Drug overdose deaths, which have increased by double-digit percentages in recent years, dropped precipitously between April 2023 and April 2024. National surveys compiled by the Centers for Disease Control and Prevention show a decline of roughly 10.6% in that period, and some researchers believe the data will show an even larger decline when federal surveys are updated to reflect state-level data. Approximately 100,000 people per year still die of overdoses, but the latest numbers are an encouraging signal after the number of annual overdose deaths rose by approximately 42,500 between 2018 and 2023. Experts haven’t determined the exact causes of the reversal, but many point to improvements in the availability and affordability of medical treatments for fentanyl addiction as a likely catalyst. NPR has the story.


Numbers.

  • 10 of 19. The number of Fed officials who support an additional rate cut of at least 0.5% over their two remaining meetings in 2024, according to projections released following the September meeting.
  • +0.2%. The predicted increase in the unemployment rate by the end of 2024 (from its current 4.2% to 4.4%), according to the Fed’s Summary of Economic Projections.
  • 3.4%. The projected median federal funds rate by the end of 2025, according to the Fed’s forecast. 
  • 11. The number of times the Fed raised interest rates between February 2022 and July 2023. 
  • 53. The number of months since the Fed’s last rate reduction in March 2020.
  • 69.0. University of Michigan’s Consumer Sentiment Index for September 2024, a +1.6% month-over-month increase. 
  • +21. Gallup’s Economic Confidence Index score (ranging from -100 to +100) among Democratic voters in August 2024.
  • -76. Gallup’s Economic Confidence Index score among Republican voters in August 2024.
  • 45%. The percentage of Americans who said now is a good time to find a quality job in August 2024, down from 49% in April 2024.

The extras.

  • One year ago today we covered Mitt Romney’s retirement announcement.
  • The most clicked link in yesterday’s newsletter was the Senate’s in-vitro fertilization bill failing.
  • Nothing to do with politics: A TikTok craze could be driving a cucumber shortage in Iceland.
  • Yesterday’s survey: 1,405 readers responded to our survey on Chief Justice John Roberts’s role in three January 6 cases with 47% saying he had a large and negative impact. “I think the bigger question is the confidence level, or lack of, in the court overall,” one respondent said.

Have a nice day.

Despite its delicious output, making chocolate can be a wasteful process.

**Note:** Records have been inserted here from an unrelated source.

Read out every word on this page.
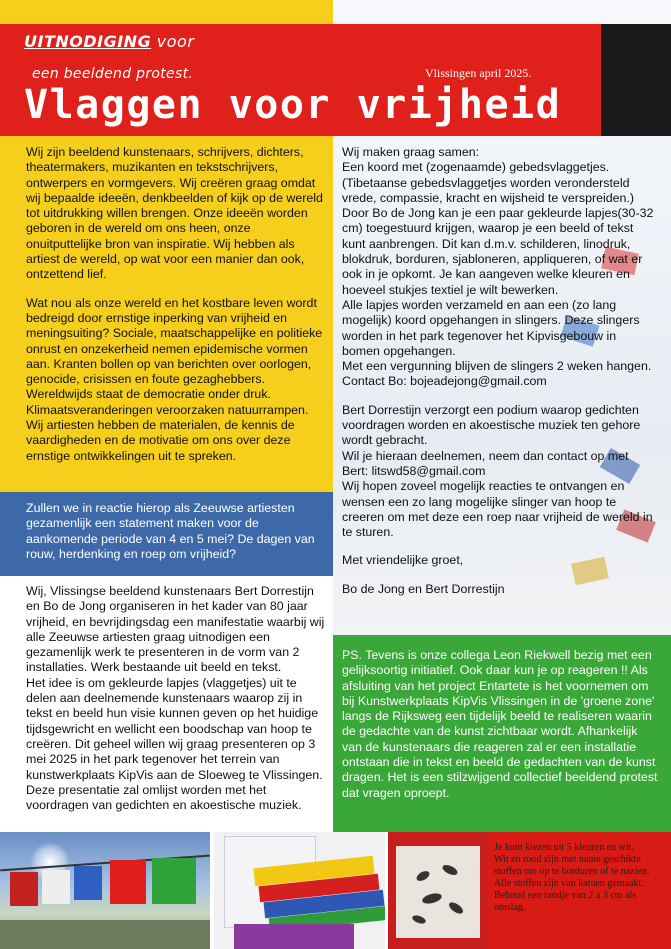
UITNODIGING voor
een beeldend protest.	Vlissingen april 2025.
Vlaggen voor vrijheid

Wij zijn beeldend kunstenaars, schrijvers, dichters, theatermakers, muzikanten en tekstschrijvers, ontwerpers en vormgevers. Wij creëren graag omdat wij bepaalde ideeën, denkbeelden of kijk op de wereld tot uitdrukking willen brengen. Onze ideeën worden geboren in de wereld om ons heen, onze onuitputtelijke bron van inspiratie. Wij hebben als artiest de wereld, op wat voor een manier dan ook, ontzettend lief.

Wat nou als onze wereld en het kostbare leven wordt bedreigd door ernstige inperking van vrijheid en meningsuiting? Sociale, maatschappelijke en politieke onrust en onzekerheid nemen epidemische vormen aan. Kranten bollen op van berichten over oorlogen, genocide, crisissen en foute gezaghebbers. Wereldwijds staat de democratie onder druk. Klimaatsveranderingen veroorzaken natuurrampen. Wij artiesten hebben de materialen, de kennis de vaardigheden en de motivatie om ons over deze ernstige ontwikkelingen uit te spreken.

Zullen we in reactie hierop als Zeeuwse artiesten gezamenlijk een statement maken voor de aankomende periode van 4 en 5 mei? De dagen van rouw, herdenking en roep om vrijheid?

Wij, Vlissingse beeldend kunstenaars Bert Dorrestijn en Bo de Jong organiseren in het kader van 80 jaar vrijheid, en bevrijdingsdag een manifestatie waarbij wij alle Zeeuwse artiesten graag uitnodigen een gezamenlijk werk te presenteren in de vorm van 2 installaties. Werk bestaande uit beeld en tekst.

Het idee is om gekleurde lapjes (vlaggetjes) uit te delen aan deelnemende kunstenaars waarop zij in tekst en beeld hun visie kunnen geven op het huidige tijdsgewricht en wellicht een boodschap van hoop te creëren. Dit geheel willen wij graag presenteren op 3 mei 2025 in het park tegenover het terrein van kunstwerkplaats KipVis aan de Sloeweg te Vlissingen. Deze presentatie zal omlijst worden met het voordragen van gedichten en akoestische muziek.

Wij maken graag samen:

Een koord met (zogenaamde) gebedsvlaggetjes. (Tibetaanse gebedsvlaggetjes worden verondersteld vrede, compassie, kracht en wijsheid te verspreiden.) Door Bo de Jong kan je een paar gekleurde lapjes(30-32 cm) toegestuurd krijgen, waarop je een beeld of tekst kunt aanbrengen. Dit kan d.m.v. schilderen, linodruk, blokdruk, borduren, sjabloneren, appliqueren, of wat er ook in je opkomt. Je kan aangeven welke kleuren en hoeveel stukjes textiel je wilt bewerken.

Alle lapjes worden verzameld en aan een (zo lang mogelijk) koord opgehangen in slingers. Deze slingers worden in het park tegenover het Kipvisgebouw in bomen opgehangen.

Met een vergunning blijven de slingers 2 weken hangen.

Contact Bo: bojeadejong@gmail.com

Bert Dorrestijn verzorgt een podium waarop gedichten voordragen worden en akoestische muziek ten gehore wordt gebracht.

Wil je hieraan deelnemen, neem dan contact op met Bert: litswd58@gmail.com

Wij hopen zoveel mogelijk reacties te ontvangen en wensen een zo lang mogelijke slinger van hoop te creeren om met deze een roep naar vrijheid de wereld in te sturen.

Met vriendelijke groet,

Bo de Jong en Bert Dorrestijn

PS. Tevens is onze collega Leon Riekwell bezig met een gelijksoortig initiatief. Ook daar kun je op reageren !! Als afsluiting van het project Entartete is het voornemen om bij Kunstwerkplaats KipVis Vlissingen in de 'groene zone' langs de Rijksweg een tijdelijk beeld te realiseren waarin de gedachte van de kunst zichtbaar wordt. Afhankelijk van de kunstenaars die reageren zal er een installatie ontstaan die in tekst en beeld de gedachten van de kunst dragen. Het is een stilzwijgend collectief beeldend protest dat vragen oproept.

Je kunt kiezen uit 5 kleuren en wit.

Wit en rood zijn met name geschikte stoffen om op te borduren of te nazien.

Alle stoffen zijn van katoen gemaakt.

Behoud een randje van 2 a 3 cm als omslag.
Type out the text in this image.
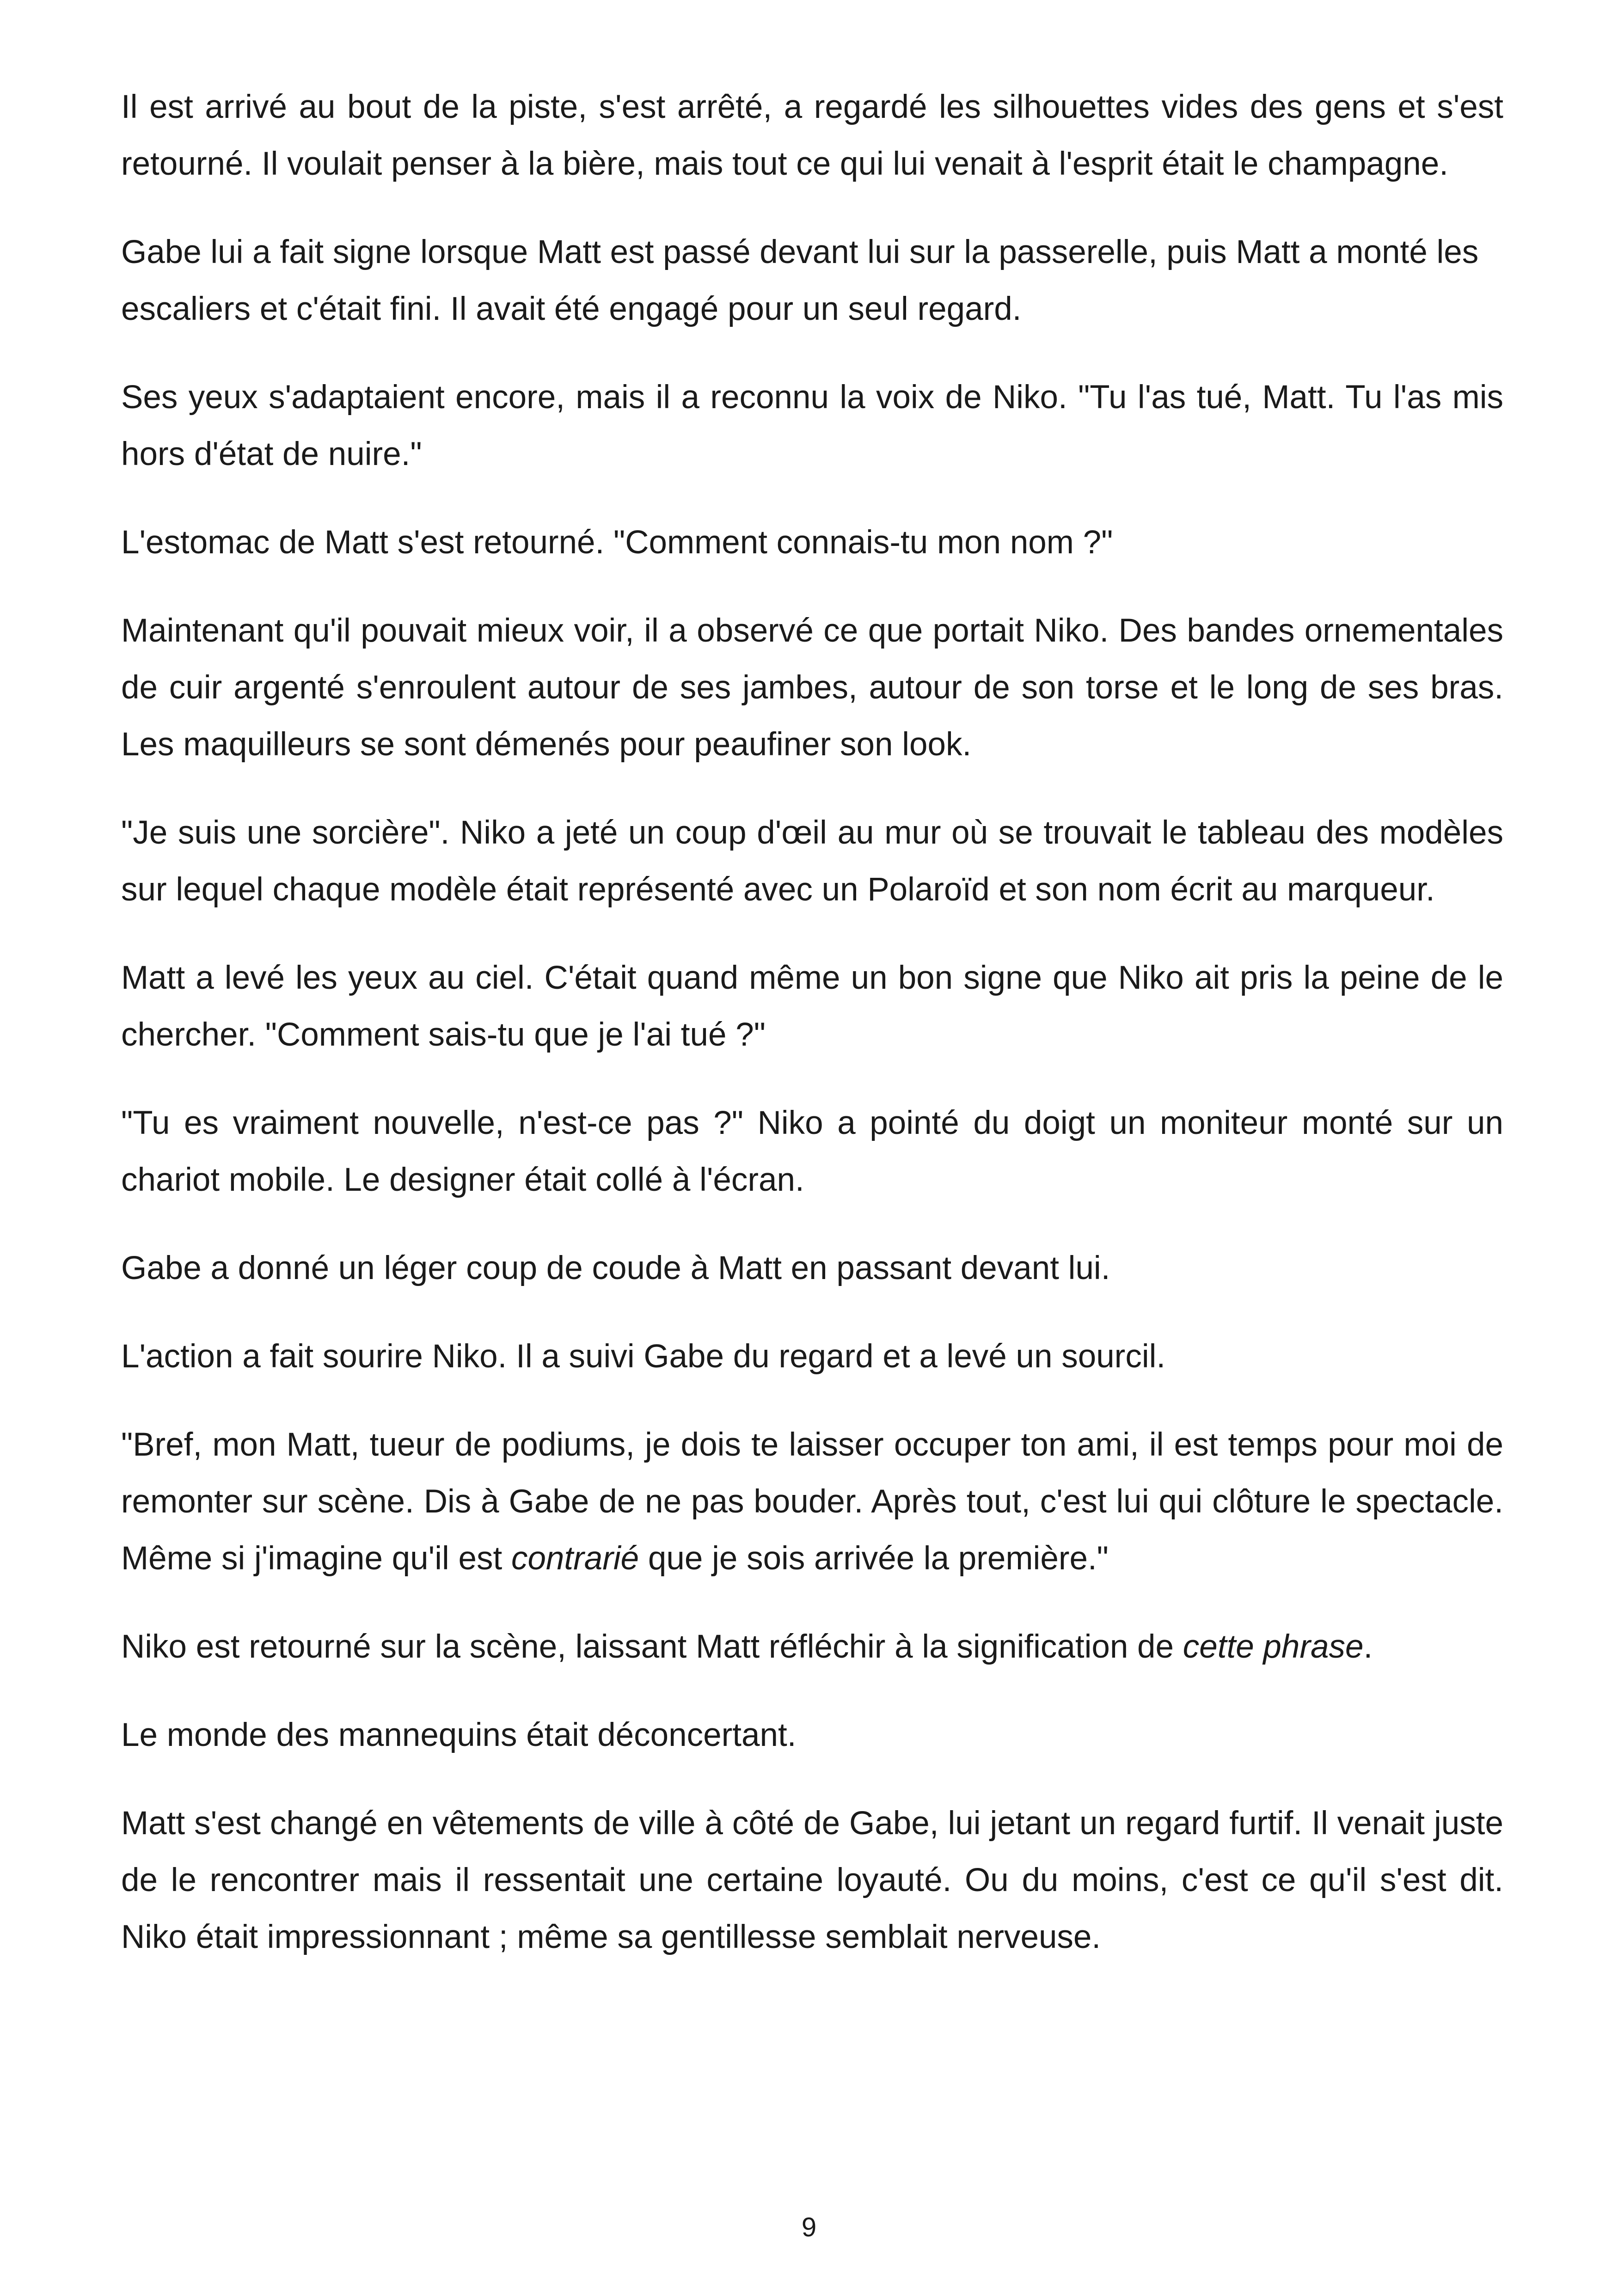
Il est arrivé au bout de la piste, s'est arrêté, a regardé les silhouettes vides des gens et s'est retourné. Il voulait penser à la bière, mais tout ce qui lui venait à l'esprit était le champagne.

Gabe lui a fait signe lorsque Matt est passé devant lui sur la passerelle, puis Matt a monté les escaliers et c'était fini. Il avait été engagé pour un seul regard.

Ses yeux s'adaptaient encore, mais il a reconnu la voix de Niko. "Tu l'as tué, Matt. Tu l'as mis hors d'état de nuire."

L'estomac de Matt s'est retourné. "Comment connais-tu mon nom ?"

Maintenant qu'il pouvait mieux voir, il a observé ce que portait Niko. Des bandes ornementales de cuir argenté s'enroulent autour de ses jambes, autour de son torse et le long de ses bras. Les maquilleurs se sont démenés pour peaufiner son look.

"Je suis une sorcière". Niko a jeté un coup d'œil au mur où se trouvait le tableau des modèles sur lequel chaque modèle était représenté avec un Polaroïd et son nom écrit au marqueur.

Matt a levé les yeux au ciel. C'était quand même un bon signe que Niko ait pris la peine de le chercher. "Comment sais-tu que je l'ai tué ?"

"Tu es vraiment nouvelle, n'est-ce pas ?" Niko a pointé du doigt un moniteur monté sur un chariot mobile. Le designer était collé à l'écran.

Gabe a donné un léger coup de coude à Matt en passant devant lui.

L'action a fait sourire Niko. Il a suivi Gabe du regard et a levé un sourcil.

"Bref, mon Matt, tueur de podiums, je dois te laisser occuper ton ami, il est temps pour moi de remonter sur scène. Dis à Gabe de ne pas bouder. Après tout, c'est lui qui clôture le spectacle. Même si j'imagine qu'il est contrarié que je sois arrivée la première."

Niko est retourné sur la scène, laissant Matt réfléchir à la signification de cette phrase.

Le monde des mannequins était déconcertant.

Matt s'est changé en vêtements de ville à côté de Gabe, lui jetant un regard furtif. Il venait juste de le rencontrer mais il ressentait une certaine loyauté. Ou du moins, c'est ce qu'il s'est dit. Niko était impressionnant ; même sa gentillesse semblait nerveuse.

9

Chocolate production typically only uses the beans of the cocoa fruit while the rest goes to waste. But recently, a Swiss scientific team based out of the Federal Institute of Technology has pioneered a chocolate-making method that uses the whole cocoa fruit. The new process has been touted as both more environmentally sustainable and as a stronger economic proposition for farmers. BBC News has the story.